It's a Sunday evening and apart from looking out of the window I have no idea what the weather really felt like today. I've spent all day in bed and the hours have passed in a blur, as so often happens during the more ragged times of my illness. It occurred to me that the friends who acknowledge my health, and all that comes with it, enable me to feel less like an invalid and more like 'my old self'. When my poor health is validated then that 'self' no longer needs to hanker for attention and other parts of me can get a look in.
No one really wants to be ill. It's a whole new landscape and takes time to get to know this new terrain with unfamiliar customs and ways of being. One of the most challenging aspects is learning how to ask for help. I always thought I was good at this. I'd lived on and off with depression for years before my physical health went belly up so knew what it meant to navigate my way through professional and personal support in order to get my needs met when I could not meet them myself. But this is different, sometimes those needs cannot be met. Yes I can find ways of soothing and comforting myself when I am feeling my worst (in body and in mind) and I can reach out to others when I'm desperate but some days nothing works. There is no fixing it and that puts an enormous stress on all sorts of relationships.
Small things do make an enormous difference - help with cleaning, a friend coming over and sharing a conversation and a cup of tea, packing my belongings for my upcoming move - all this is vital and I'm eternally grateful. The problem is I have to keep asking. As long as I remain debilitated physically (and emotionally at times as well) there is no end to my list. And that can be an appalling infantalising state to find oneself.

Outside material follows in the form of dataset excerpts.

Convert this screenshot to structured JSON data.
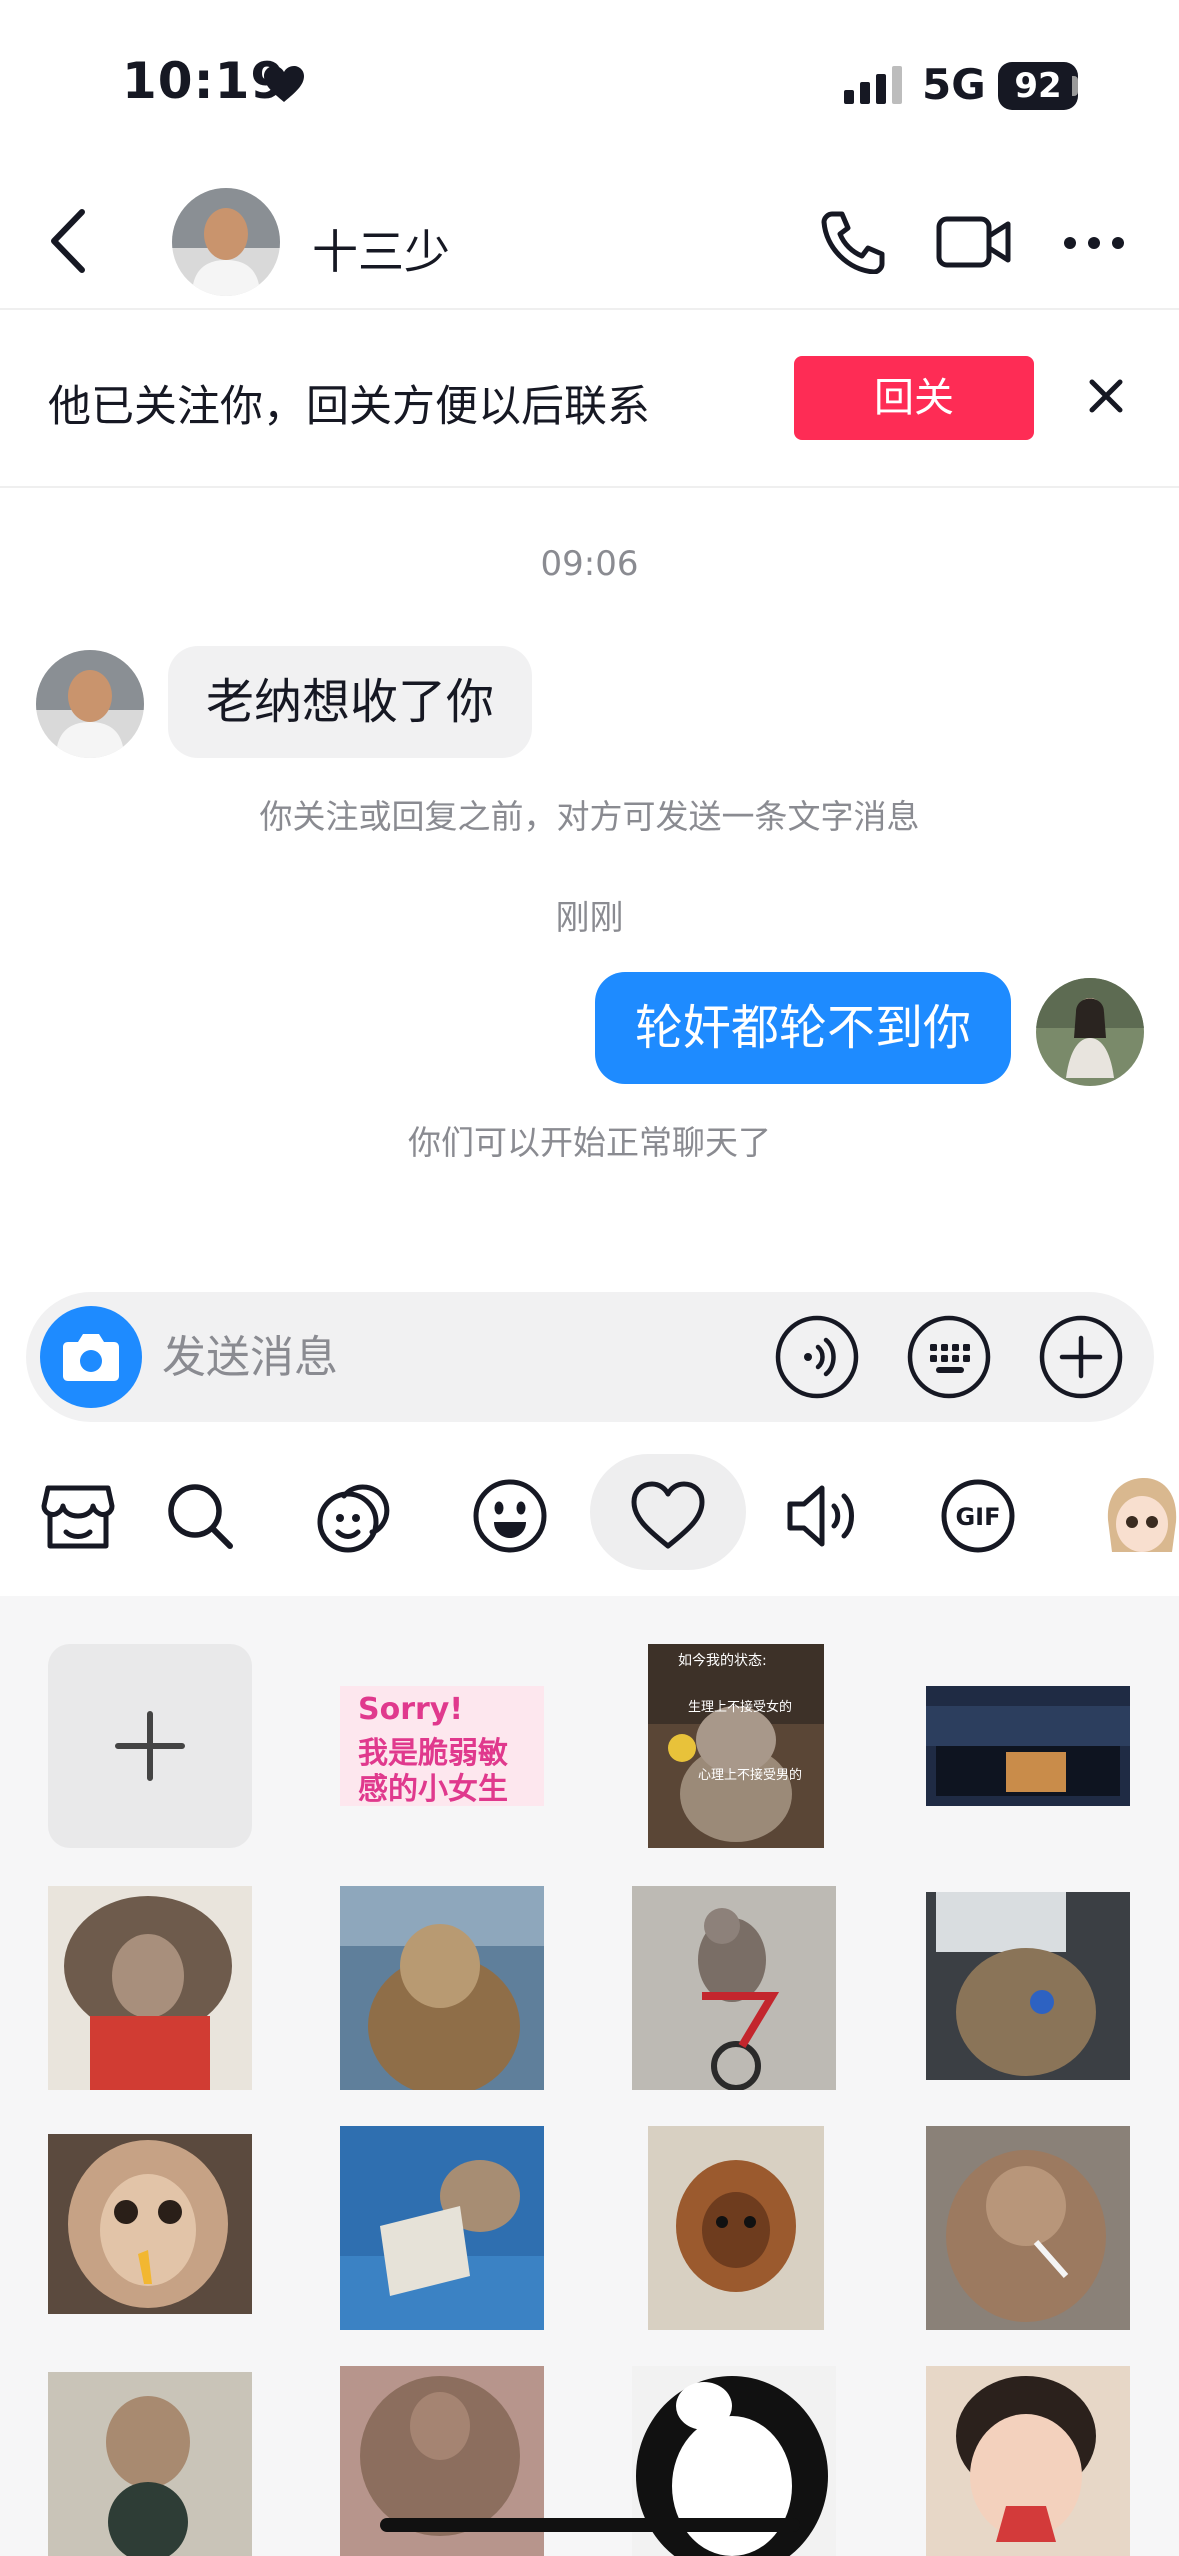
{
  "status_bar": {
    "time": "10:19",
    "network": "5G",
    "battery": "92"
  },
  "header": {
    "contact_name": "十三少"
  },
  "follow_banner": {
    "text": "他已关注你，回关方便以后联系",
    "button_label": "回关"
  },
  "chat": {
    "time_1": "09:06",
    "incoming_message": "老纳想收了你",
    "system_notice_1": "你关注或回复之前，对方可发送一条文字消息",
    "time_2": "刚刚",
    "outgoing_message": "轮奸都轮不到你",
    "system_notice_2": "你们可以开始正常聊天了"
  },
  "input_bar": {
    "placeholder": "发送消息"
  },
  "tool_tabs": [
    {
      "icon": "store-icon"
    },
    {
      "icon": "search-icon"
    },
    {
      "icon": "sticker-face-icon"
    },
    {
      "icon": "emoji-icon"
    },
    {
      "icon": "heart-icon",
      "active": true
    },
    {
      "icon": "voice-icon"
    },
    {
      "icon": "gif-icon"
    },
    {
      "icon": "avatar-sticker-icon"
    }
  ],
  "stickers": {
    "sorry_line1": "Sorry!",
    "sorry_line2": "我是脆弱敏",
    "sorry_line3": "感的小女生",
    "cat_line1": "如今我的状态:",
    "cat_line2": "生理上不接受女的",
    "cat_line3": "心理上不接受男的"
  },
  "colors": {
    "accent_red": "#fe2c55",
    "accent_blue": "#1e8bff"
  }
}
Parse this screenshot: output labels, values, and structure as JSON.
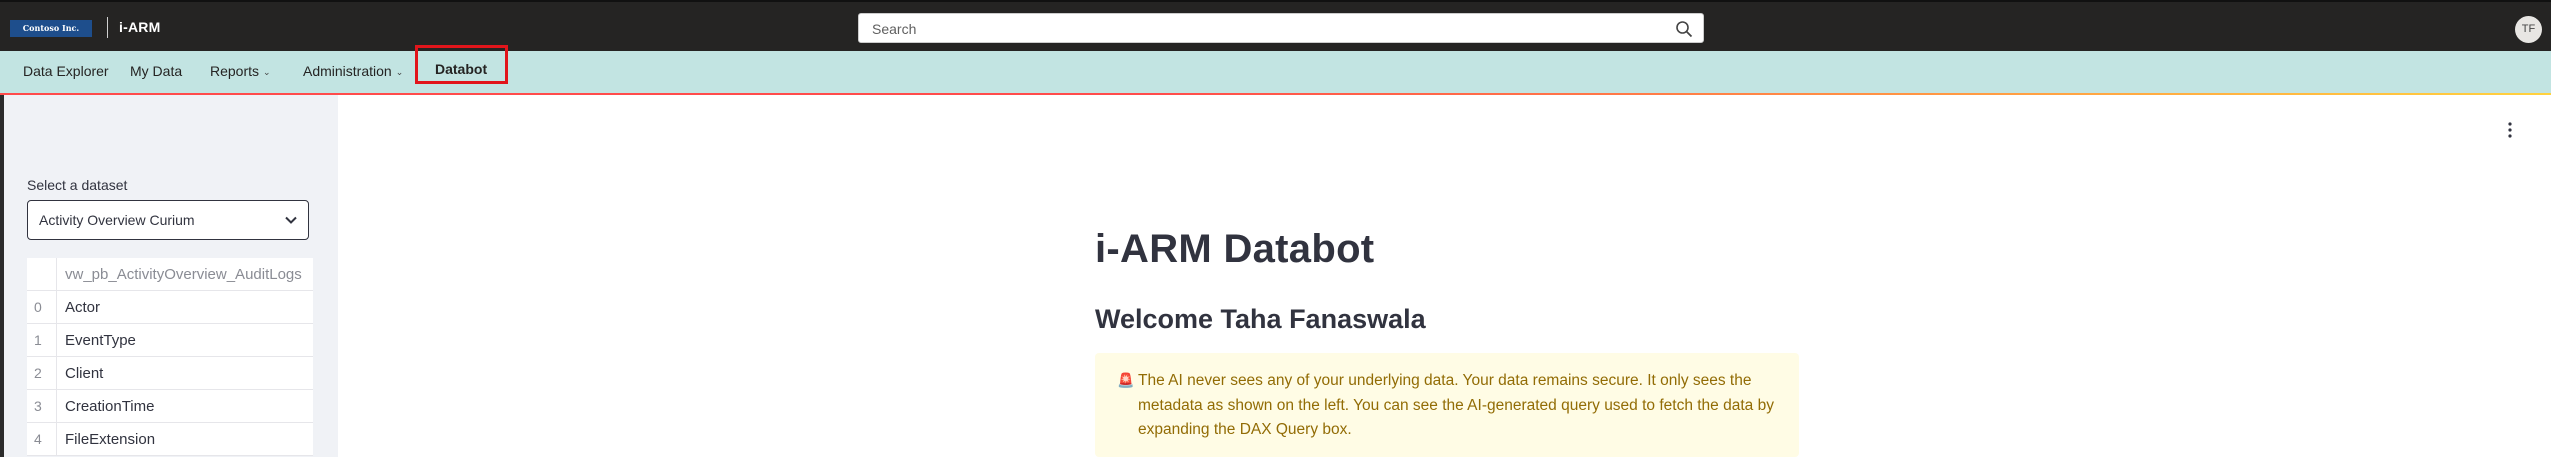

Writing this I realise there is another way. Yesterday a singer came over with chocolate brownies. A kind and generous woman I don't know well but someone, who in her words, 'likes to help people'. I lay on my bed and it's hard to find words to describe the joy I felt as she sang what can only be be described of as a daytime lullaby. When she left she thanked me. I was as touched by her gratitude as I was moved by her singing. It made me realise that giving and receiving really are part of the same package. If there is someone out there who likes to help perhaps this illness can teach me how to surrender to being helped, to get to enjoy it and finally discard the struggle and battering of self-judgement.